The letter further stresses “a life was taken senselessly” and the law that put Hines behind bars for natural life “reflected the heinousness of the crimes and the community’s sentiment toward those who would commit these crimes.”

But Hines countered that despite the stigma, ex-convicts, like himself, are redeemable.

"When you're poor and especially black, nobody ever talks about a second chance for you," he said. "They talk about throwing you away and throwing away the key."

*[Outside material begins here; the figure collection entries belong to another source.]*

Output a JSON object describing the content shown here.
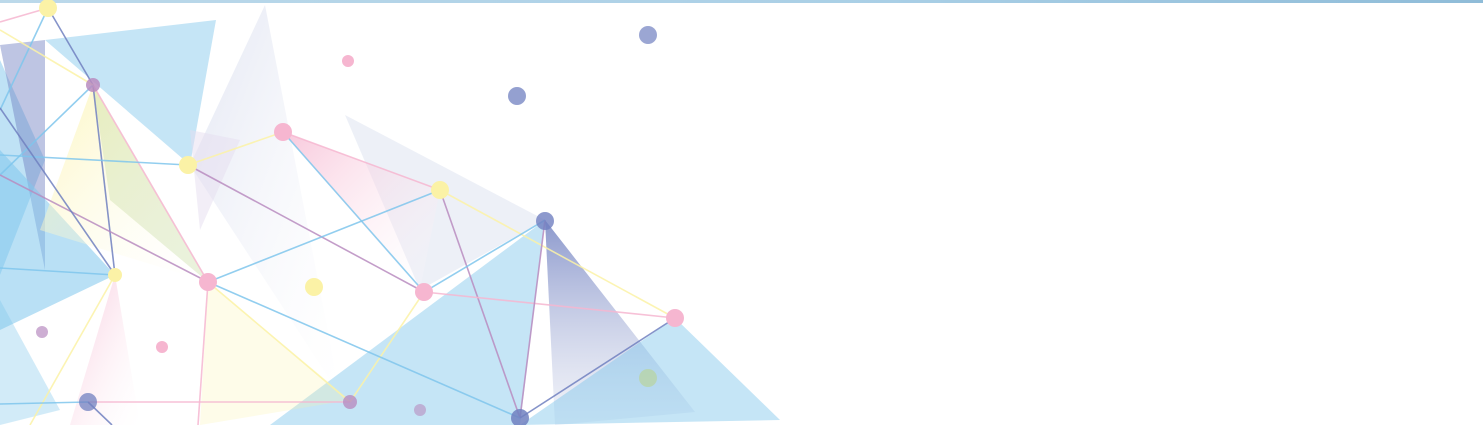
{
  "background": {
    "canvas_color": "#ffffff",
    "top_rule_color": "#a9cfe6"
  },
  "palette": {
    "blue": "#7fc6ec",
    "lavender": "#dfe3f1",
    "pink": "#f6b6d0",
    "yellow": "#fbf2a6",
    "navy": "#7080c0",
    "mauve": "#b88cc0",
    "green": "#b9d48f"
  }
}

During his June 2018 commutation hearing, Hines said his value system had reformed from the time when he was an “impulsive, irresponsible, indifferent” young man who’d been running with the wrong crowd and doing the wrong things. He said he knew the opportunity was "rare" for a lifer and "I'm ready."

Hines told The News that his family moved to a "gang-infested" east side neighborhood near Van Dyke and Harper when he was a teenager. He'd carried a gun to school and often engaged in fights before dropping out in the 10th grade. 

"Those weapons led us to crime and crime led to prison with a life sentence," he said. 

Once his life term was handed down, Hines said he took his father's advice: "Get an education, son, and nobody can take that from you."

Hines said he immediately worked to get a GED and then earned a bachelor's degree in business administration. Seven years into his incarceration, he started attending church services. 

Hines, who'd applied for clemency previously, said he credits God for it coming through.

He's since rejoined relatives in Macomb County, including his daughter, who was younger than 2 years old at the time of his conviction. Hines said he's remained close with relatives over the nearly half-century he'd been in prison.

Hines is working as an administrative assistant for his younger sister, Vergenea Hines-Smith, who runs a medical staffing firm and said he plans to pursue a master's degree in computer technology. 

Thoughts of her brother's incarceration instantly brings Hines-Smith to tears. He's taken responsibility for the crime he committed, and the family held him accountable as well, she said. 

"It was scary because I always thought that he would never come home," she said. "At every turn, the door would close. Disappointment has a way of destroying you as a person when you have a loved one in the prison system."